Snapchat’s Ruth Arber says brands must immerse consumers in potential travel experiences to win business
When does the holiday start for you? Arriving at the airport and gliding through duty free? Or when you step onto the stairs and get hit with that welcome whoosh of hot, humid, foreign air? Perhaps it’s sitting at your desk at lunchtime on a rainy Thursday in March, scrolling through travel websites on your phone.
For travel brands, the so-called dreaming phase is as vital as any of the other parts of the customer journey that follow. Enticing the customer with promises of sapphire seas or frosty slopes is where sales are won, but today’s equivalent of the Boomer dreaming phase – when it was all about popping to the travel agent for some brochures to thumb through – doesn’t cut the mustard with Gen Z and Millennials. Established online tour operators are functionally very helpful when it comes to comparing prices, sorting flights and getting itineraries arranged, but as far as inspiring wanderlust, they’re lacking.
Snapchat brings the stages of search, dreaming, inspiration and engagement all together into one, singular travel platform. At Snapchat, we’ve seen more than 5 million conversations from Snapchatters asking for top tourist destinations, along with more than one million planning visits to Disneyland and other theme parks, but some also simply use it for researching, planning and asking general questions.

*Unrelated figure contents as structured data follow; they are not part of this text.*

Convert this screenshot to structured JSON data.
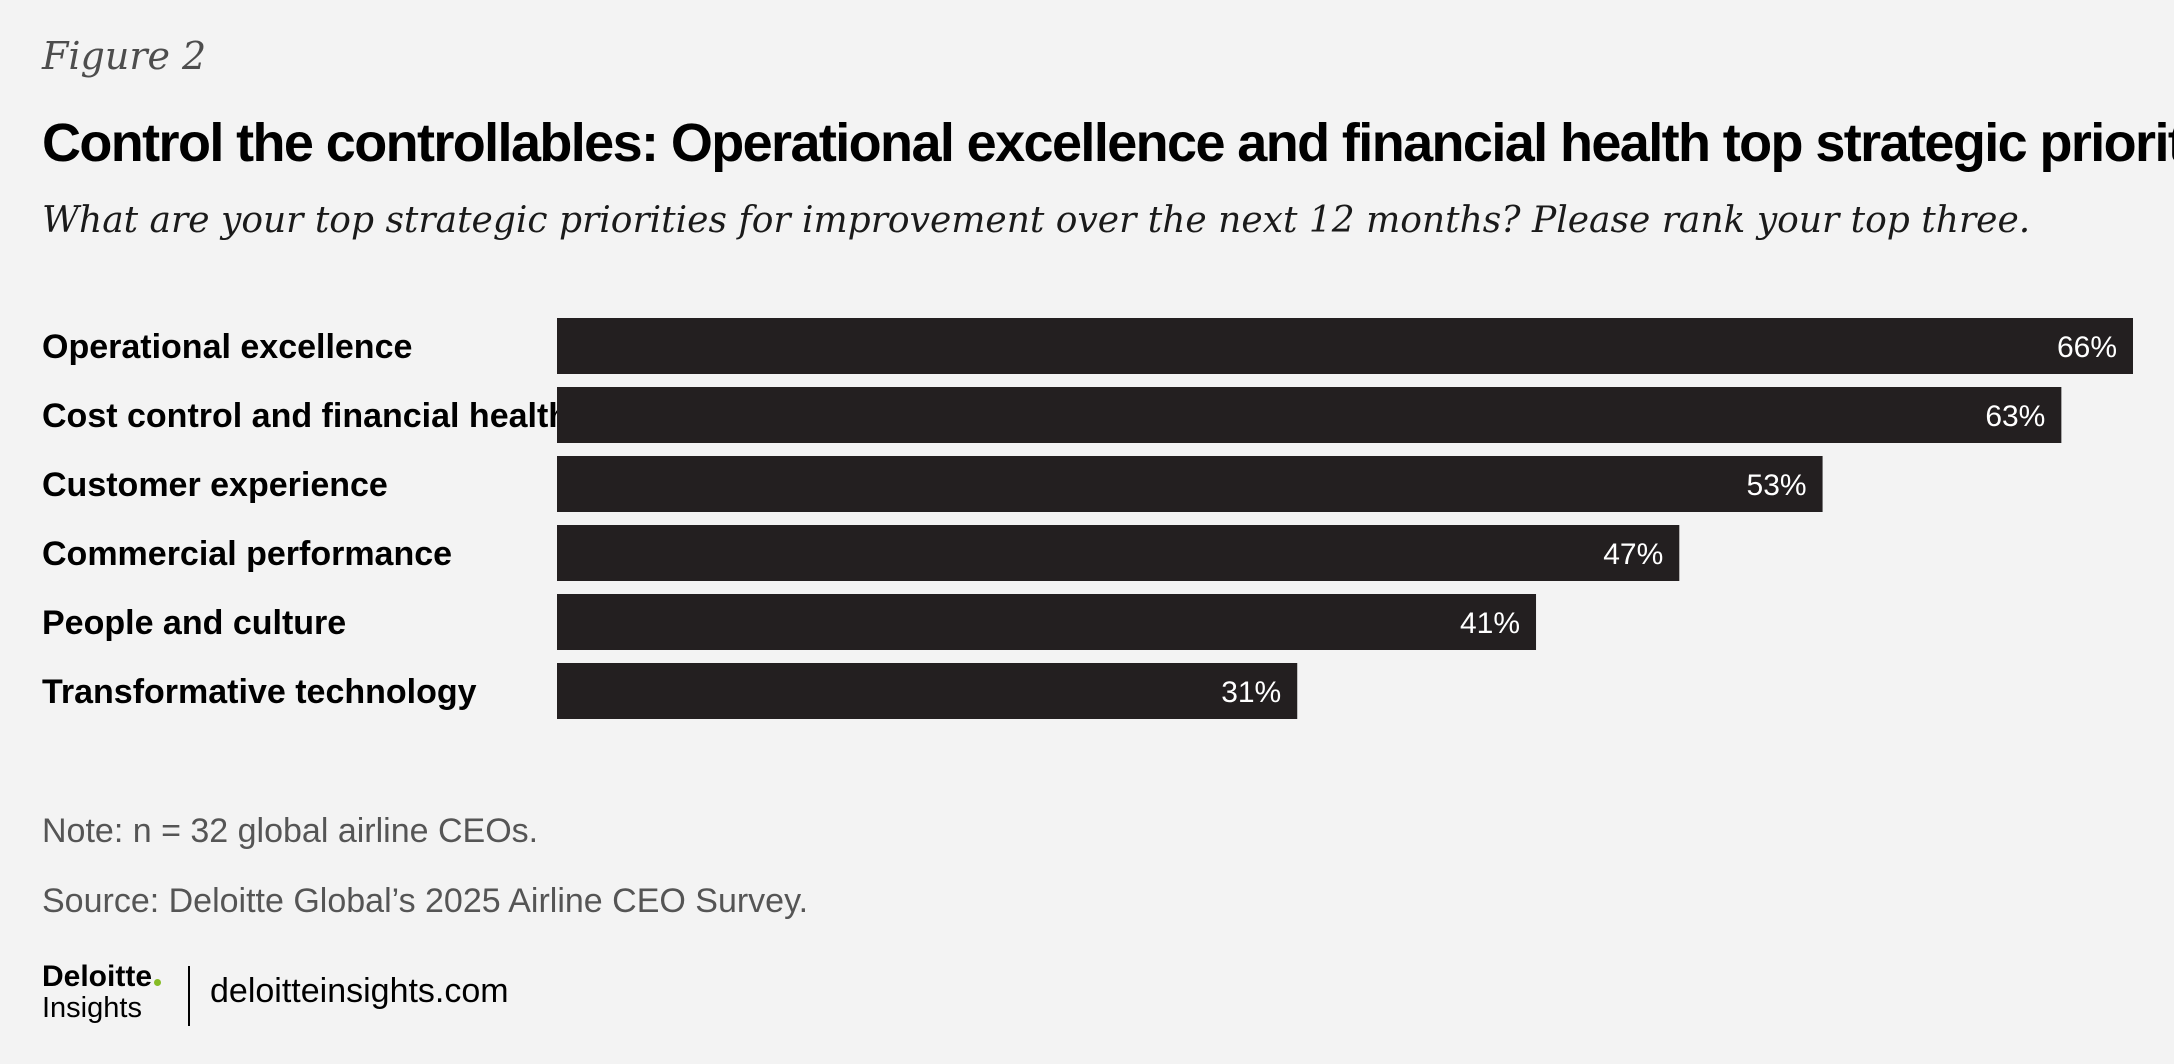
{
  "figure_label": "Figure 2",
  "title": "Control the controllables: Operational excellence and financial health top strategic priorities",
  "subtitle": "What are your top strategic priorities for improvement over the next 12 months? Please rank your top three.",
  "chart_data": {
    "type": "bar",
    "orientation": "horizontal",
    "categories": [
      "Operational excellence",
      "Cost control and financial health",
      "Customer experience",
      "Commercial performance",
      "People and culture",
      "Transformative technology"
    ],
    "values": [
      66,
      63,
      53,
      47,
      41,
      31
    ],
    "value_labels": [
      "66%",
      "63%",
      "53%",
      "47%",
      "41%",
      "31%"
    ],
    "xlim": [
      0,
      66
    ],
    "grid": false,
    "bar_color": "#231f20",
    "label_color": "#ffffff"
  },
  "note": "Note: n = 32 global airline CEOs.",
  "source": "Source: Deloitte Global’s 2025 Airline CEO Survey.",
  "footer": {
    "brand": "Deloitte",
    "brand_sub": "Insights",
    "brand_dot_color": "#86bc25",
    "site": "deloitteinsights.com"
  }
}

Here are our key insights into attracting Gen Z and Millennial customers with social media.
Tip: Promote experiences over destinations
Social media plays a huge role in how people discover new locations. Even the reason for travel is changing, shifting the importance from the destination to the experience you’re likely to have once there. It’s not Chamonix versus Courchevel, it’s the number of heart-stopping black runs versus heliskiing opportunities.
The social media experience is richer in every way. Social media has helped individuals share their experiences and gain inspiration from others, giving travellers confidence and education on destinations before they book.
Using a search engine, you’re going to get mostly factual information. Searching Florence will give you pictures, hotel names and the cost to climb the Duomo. Using social media, you’re going to see videos from local enthusiasts, snippets of food courses, a treasure hunt for buchette del vino (wine windows) and a glimpse of unique experiences you simply couldn’t search for. It’s an immersive, multi-sensory experience.
Tip: Match content to the platform
Platforms like Snapchat are great for engaging the younger traveller, aged 18-34, which can be hard to reach on other channels. You need to speak to this group in a way they’re used to. Snapchat is all about chatting with friends. That’s because those friends heavily influence purchasing decisions.
Six out of 10 Snapchatters decided to go on their last holiday after a friend told them about it
As a brand, you need to look at what content is being shared and how. Snapchatters post an average of 50 times a day; when they’re on their way to the airport, at the hotel, at the beach. So you need to adopt that mindset and behaviour – and understand how to use short-form video to demonstrate experiences, learn the nuance of vertical video formats and customise the creativity to make sure it’s the right format for the right platform.
Tip: Marry inspiration with information
Be sure to add practical information to inspirational content, including location tags so users can find it. For example, on Snapchat, it’s easy to search for a location on Snap Maps – a digital map similar used for navigation – so users have the ability to dive into a city or location and view all the public "snaps" (pictures or videos) of that location that have been shared. It gives the travellers a really good sense of what it’s actually like to be there and there’s nothing stopping brands being a part of that action. Posting their own Snaps, showcasing what the specific area has to offer, to remain front of mind.